Receipt of Adulterated Drugs
In a recent warning letter PCCA was cited by FDA that the facility received [redacted] from supplier [redacted] on July 30, 2018. All products from supplier [redacted] were listed on an Import Alert 66-40. In the warning letter the FDA expressed a concern that in the past, [FDA has] taken regulatory action against at least 23 of your other API suppliers for the manufacture of adulterated drugs under section 501 of the FD&C Act by either listing their drugs on import alert and/or issuing them warning letters. Drugs from multiple API suppliers used by PCCA were listed on an import alert…
Adulteration and Misbranding of Glycerin API
Additionally, PCCA repackages glycerin USP. However FDA compared the testing required in the identification section of the USP monograph for glycerin with PCCA analytical test results, which reference the USP method, and determined the testing for identity of glycerin conducted by PCCA was incomplete and therefore was not adequate to assure that your [PCCA’s] glycerin conformed to the compendial standards of identity.

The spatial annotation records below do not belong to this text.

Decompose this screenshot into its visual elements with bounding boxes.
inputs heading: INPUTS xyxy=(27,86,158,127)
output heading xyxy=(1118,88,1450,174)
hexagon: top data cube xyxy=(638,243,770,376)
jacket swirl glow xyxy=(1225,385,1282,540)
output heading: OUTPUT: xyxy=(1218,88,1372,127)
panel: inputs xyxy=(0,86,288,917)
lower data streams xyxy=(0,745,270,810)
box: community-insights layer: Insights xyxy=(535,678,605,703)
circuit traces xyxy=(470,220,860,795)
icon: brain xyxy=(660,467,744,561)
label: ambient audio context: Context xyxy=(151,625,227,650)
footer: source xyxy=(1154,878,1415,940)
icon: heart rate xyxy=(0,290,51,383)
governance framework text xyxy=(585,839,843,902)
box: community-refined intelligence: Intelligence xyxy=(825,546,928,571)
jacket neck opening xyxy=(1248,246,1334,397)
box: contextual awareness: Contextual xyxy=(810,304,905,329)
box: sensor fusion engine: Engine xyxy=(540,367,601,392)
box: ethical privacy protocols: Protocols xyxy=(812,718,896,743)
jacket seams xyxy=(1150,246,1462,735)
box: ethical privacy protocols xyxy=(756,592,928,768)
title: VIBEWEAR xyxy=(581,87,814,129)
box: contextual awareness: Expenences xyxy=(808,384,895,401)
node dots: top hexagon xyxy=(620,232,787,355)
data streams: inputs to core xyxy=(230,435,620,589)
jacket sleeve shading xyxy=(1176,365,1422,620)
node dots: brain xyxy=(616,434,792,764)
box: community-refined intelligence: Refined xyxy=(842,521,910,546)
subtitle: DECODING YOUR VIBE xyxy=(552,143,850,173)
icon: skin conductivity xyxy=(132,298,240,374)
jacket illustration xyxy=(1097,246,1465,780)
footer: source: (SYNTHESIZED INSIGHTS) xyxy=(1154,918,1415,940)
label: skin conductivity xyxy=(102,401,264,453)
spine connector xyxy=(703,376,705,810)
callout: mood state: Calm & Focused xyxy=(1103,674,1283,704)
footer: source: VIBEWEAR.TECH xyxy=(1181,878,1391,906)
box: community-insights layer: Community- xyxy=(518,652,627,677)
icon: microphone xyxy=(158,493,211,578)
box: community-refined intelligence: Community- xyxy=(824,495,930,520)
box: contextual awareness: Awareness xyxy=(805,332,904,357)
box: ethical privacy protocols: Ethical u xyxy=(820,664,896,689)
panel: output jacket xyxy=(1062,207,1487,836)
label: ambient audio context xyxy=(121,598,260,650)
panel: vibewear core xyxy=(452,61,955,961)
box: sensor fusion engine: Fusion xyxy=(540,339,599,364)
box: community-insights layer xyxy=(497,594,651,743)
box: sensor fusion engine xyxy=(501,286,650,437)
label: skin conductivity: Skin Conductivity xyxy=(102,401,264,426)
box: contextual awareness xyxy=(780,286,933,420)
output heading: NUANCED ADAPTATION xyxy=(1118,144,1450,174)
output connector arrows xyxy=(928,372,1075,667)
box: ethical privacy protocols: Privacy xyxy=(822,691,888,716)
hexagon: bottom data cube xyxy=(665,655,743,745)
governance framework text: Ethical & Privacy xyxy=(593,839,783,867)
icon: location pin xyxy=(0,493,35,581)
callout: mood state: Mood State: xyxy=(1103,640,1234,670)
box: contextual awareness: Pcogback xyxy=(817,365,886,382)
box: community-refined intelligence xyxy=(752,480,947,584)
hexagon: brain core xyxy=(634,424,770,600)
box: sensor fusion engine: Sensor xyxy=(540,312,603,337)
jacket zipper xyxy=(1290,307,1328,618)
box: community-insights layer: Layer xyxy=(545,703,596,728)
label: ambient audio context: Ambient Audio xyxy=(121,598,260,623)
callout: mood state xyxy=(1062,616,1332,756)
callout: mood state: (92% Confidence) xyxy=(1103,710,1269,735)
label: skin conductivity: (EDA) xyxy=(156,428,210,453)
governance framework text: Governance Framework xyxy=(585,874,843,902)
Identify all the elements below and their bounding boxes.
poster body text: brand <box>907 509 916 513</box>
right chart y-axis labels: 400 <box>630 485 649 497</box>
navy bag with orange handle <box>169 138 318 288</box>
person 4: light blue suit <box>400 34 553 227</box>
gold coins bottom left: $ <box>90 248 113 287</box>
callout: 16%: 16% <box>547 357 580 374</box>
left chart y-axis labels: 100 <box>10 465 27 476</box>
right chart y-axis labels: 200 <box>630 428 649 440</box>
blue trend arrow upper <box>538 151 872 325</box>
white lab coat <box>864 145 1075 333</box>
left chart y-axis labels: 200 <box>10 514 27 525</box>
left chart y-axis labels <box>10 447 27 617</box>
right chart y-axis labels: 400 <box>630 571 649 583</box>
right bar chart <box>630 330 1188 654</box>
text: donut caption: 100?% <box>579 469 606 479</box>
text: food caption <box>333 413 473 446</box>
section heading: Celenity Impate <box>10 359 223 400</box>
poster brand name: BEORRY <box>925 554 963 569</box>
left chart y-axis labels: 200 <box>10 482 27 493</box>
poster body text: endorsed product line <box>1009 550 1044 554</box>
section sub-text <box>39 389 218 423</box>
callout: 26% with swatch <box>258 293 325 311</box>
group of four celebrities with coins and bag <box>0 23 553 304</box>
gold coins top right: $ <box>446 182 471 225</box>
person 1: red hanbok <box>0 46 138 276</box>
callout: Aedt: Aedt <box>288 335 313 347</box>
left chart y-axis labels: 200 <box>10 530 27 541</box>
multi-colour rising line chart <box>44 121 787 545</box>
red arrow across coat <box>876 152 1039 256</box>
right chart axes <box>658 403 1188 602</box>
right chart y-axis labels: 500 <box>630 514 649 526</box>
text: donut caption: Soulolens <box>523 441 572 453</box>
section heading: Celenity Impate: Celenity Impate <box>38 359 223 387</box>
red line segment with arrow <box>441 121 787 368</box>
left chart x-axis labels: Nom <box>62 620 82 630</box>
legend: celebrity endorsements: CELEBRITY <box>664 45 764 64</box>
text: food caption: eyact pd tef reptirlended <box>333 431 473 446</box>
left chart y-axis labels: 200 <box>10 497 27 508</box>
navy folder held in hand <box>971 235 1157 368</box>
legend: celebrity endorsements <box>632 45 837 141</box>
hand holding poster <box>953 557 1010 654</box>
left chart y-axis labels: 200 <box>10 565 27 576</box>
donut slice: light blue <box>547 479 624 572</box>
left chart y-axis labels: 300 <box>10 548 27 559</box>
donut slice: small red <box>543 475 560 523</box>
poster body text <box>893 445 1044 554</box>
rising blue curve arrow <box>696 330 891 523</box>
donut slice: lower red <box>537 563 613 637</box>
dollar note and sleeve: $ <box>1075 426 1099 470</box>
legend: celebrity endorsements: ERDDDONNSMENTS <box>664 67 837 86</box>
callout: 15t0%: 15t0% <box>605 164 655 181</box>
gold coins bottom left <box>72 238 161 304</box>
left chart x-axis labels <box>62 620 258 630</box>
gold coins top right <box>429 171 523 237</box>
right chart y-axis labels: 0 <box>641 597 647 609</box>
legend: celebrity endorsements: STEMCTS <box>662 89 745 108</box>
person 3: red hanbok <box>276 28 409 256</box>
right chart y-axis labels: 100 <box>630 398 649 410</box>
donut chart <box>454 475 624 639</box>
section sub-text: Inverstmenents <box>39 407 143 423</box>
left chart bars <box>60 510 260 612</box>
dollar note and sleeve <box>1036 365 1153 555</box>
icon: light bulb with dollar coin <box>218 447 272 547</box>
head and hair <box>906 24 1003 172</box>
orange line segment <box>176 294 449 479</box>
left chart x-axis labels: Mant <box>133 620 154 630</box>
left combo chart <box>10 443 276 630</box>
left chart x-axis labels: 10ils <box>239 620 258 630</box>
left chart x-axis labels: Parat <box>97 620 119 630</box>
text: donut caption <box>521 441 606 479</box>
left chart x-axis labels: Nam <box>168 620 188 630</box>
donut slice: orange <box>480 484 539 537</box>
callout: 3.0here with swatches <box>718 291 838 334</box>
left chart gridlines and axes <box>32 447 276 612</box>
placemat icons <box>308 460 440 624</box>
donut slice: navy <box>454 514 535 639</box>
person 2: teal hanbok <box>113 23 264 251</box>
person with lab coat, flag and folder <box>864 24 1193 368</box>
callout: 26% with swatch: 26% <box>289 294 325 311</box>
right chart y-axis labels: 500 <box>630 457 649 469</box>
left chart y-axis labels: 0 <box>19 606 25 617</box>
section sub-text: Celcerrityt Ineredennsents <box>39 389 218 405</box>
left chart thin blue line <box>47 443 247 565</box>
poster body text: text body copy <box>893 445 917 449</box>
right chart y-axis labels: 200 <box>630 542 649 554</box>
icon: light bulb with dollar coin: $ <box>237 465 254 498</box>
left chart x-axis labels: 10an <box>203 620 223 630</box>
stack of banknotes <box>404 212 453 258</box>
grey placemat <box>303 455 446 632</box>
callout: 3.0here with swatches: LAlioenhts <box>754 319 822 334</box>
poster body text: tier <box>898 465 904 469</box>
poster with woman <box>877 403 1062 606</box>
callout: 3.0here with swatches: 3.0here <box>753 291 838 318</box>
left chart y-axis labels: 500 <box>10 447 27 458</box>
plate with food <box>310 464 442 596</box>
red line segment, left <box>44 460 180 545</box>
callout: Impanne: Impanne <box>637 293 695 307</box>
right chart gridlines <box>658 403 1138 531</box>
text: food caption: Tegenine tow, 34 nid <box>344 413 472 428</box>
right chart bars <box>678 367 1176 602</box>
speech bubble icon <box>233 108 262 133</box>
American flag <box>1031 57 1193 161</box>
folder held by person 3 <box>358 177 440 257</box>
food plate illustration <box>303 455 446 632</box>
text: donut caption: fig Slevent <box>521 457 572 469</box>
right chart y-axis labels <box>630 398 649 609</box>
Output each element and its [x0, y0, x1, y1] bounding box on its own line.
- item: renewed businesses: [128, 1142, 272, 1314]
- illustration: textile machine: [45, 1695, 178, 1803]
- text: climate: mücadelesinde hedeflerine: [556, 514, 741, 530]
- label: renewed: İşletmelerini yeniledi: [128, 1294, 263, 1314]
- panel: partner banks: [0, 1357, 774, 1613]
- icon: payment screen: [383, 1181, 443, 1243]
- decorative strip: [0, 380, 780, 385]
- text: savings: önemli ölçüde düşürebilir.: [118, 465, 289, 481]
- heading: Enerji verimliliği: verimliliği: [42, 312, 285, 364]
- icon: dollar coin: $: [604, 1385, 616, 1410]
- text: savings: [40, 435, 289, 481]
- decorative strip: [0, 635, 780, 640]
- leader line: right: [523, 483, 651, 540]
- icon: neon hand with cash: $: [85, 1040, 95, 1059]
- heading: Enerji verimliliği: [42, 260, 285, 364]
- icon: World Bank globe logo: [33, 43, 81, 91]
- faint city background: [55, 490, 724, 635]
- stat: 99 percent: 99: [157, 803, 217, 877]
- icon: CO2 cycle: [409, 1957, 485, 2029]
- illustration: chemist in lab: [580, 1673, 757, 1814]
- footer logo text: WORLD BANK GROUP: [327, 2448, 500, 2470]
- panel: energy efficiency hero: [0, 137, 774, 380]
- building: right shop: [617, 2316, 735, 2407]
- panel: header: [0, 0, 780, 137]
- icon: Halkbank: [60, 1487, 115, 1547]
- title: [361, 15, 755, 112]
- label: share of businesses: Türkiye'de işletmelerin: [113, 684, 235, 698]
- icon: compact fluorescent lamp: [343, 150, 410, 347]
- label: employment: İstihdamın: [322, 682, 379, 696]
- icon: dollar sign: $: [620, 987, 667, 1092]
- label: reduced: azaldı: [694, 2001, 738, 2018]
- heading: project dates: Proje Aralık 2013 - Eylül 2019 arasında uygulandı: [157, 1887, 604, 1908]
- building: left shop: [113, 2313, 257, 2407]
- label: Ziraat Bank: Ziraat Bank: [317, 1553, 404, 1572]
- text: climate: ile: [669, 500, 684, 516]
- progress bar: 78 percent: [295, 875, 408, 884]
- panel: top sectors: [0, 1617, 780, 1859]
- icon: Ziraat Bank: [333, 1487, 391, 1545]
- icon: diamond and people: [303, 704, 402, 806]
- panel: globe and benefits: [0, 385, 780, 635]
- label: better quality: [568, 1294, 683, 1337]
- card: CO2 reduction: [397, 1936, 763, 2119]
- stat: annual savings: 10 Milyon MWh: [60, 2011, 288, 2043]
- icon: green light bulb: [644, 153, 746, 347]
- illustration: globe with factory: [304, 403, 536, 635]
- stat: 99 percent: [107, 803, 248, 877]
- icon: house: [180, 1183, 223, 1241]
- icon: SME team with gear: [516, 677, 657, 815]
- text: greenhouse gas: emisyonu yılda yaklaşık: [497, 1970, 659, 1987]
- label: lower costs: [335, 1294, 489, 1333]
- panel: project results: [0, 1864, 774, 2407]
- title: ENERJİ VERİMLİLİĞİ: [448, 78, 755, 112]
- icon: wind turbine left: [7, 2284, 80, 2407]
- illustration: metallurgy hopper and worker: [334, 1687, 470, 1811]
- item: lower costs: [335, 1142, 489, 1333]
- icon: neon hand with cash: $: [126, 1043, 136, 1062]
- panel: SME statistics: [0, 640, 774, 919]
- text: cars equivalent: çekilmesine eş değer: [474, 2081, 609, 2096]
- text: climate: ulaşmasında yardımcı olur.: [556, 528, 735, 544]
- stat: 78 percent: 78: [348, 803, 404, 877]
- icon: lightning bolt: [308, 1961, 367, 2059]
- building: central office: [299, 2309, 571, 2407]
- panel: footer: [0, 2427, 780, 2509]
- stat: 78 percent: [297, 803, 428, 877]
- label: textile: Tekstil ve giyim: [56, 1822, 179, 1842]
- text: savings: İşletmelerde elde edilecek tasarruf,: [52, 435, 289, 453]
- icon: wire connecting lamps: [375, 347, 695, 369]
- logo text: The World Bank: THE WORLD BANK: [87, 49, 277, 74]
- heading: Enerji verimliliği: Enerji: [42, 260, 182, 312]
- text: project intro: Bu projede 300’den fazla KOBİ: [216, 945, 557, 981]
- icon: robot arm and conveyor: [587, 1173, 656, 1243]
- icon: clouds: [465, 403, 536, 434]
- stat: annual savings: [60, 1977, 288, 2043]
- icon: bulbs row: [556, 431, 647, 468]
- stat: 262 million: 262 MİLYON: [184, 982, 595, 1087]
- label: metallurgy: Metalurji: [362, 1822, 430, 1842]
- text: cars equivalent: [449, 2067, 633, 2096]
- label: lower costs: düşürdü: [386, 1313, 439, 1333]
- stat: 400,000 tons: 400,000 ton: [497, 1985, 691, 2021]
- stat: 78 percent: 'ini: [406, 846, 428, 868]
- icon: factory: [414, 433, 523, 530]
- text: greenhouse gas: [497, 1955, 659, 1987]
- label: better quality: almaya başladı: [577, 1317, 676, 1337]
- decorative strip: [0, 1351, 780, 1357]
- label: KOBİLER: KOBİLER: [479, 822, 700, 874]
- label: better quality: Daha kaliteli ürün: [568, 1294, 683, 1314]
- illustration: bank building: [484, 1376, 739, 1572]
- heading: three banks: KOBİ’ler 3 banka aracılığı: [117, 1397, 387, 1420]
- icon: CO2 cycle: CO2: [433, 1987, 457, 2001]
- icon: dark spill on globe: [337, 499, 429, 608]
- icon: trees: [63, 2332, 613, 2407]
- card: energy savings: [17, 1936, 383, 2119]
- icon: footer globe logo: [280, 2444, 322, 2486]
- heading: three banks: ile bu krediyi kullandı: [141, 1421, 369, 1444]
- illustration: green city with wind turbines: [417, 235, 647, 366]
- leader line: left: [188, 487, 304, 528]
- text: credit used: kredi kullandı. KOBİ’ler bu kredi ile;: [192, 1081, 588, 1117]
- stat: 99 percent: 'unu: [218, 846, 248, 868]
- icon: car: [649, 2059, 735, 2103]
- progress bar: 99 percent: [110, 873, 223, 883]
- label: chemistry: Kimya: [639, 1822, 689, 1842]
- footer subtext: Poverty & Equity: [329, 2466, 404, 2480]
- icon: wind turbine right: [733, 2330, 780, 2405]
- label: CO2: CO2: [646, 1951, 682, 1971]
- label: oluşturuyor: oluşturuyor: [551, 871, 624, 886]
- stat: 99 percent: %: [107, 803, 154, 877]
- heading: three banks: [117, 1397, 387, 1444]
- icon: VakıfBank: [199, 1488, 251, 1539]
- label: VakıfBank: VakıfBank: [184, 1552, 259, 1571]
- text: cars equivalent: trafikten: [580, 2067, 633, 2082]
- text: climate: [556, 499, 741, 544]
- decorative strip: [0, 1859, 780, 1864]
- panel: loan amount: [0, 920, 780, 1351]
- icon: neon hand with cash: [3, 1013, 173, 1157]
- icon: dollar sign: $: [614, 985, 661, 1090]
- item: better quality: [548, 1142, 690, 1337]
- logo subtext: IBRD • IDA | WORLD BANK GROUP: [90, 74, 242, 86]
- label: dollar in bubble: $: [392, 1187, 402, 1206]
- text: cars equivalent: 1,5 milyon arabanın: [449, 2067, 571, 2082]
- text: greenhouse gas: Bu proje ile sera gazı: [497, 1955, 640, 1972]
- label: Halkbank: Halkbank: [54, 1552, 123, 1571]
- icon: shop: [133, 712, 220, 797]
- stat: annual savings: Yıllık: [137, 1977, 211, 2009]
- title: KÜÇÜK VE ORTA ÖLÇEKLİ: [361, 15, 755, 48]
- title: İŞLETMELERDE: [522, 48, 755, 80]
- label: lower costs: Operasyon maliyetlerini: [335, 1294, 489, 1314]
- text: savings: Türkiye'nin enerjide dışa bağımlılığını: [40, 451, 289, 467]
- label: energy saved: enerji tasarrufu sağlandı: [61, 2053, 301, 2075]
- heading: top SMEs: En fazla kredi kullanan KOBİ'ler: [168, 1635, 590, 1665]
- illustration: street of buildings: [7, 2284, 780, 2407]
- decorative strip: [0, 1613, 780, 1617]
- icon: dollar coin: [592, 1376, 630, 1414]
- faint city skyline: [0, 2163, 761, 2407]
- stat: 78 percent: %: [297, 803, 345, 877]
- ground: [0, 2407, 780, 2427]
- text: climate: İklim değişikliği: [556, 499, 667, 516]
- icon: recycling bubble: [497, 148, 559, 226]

Misbranding Due to False or Misleading Labeling of Drug Products
The labels your firm affixed to the following repackaged/relabeled API identify PCCA, but do not designate your firm’s role:
• tramadol HCl (lot # C191954);
• fentanyl citrate (lot # C189348);
• buprenorphine HCl (lot # C191213); and,
• morphine sulfate (lot # C192769).
Evidence collected during the inspection of your facility establishes that other firms were involved in the manufacturing of these API. Because these API labels bear only the PCCA name without further qualifications, the labels falsely represent that PCCA is the sole drug manufacturer.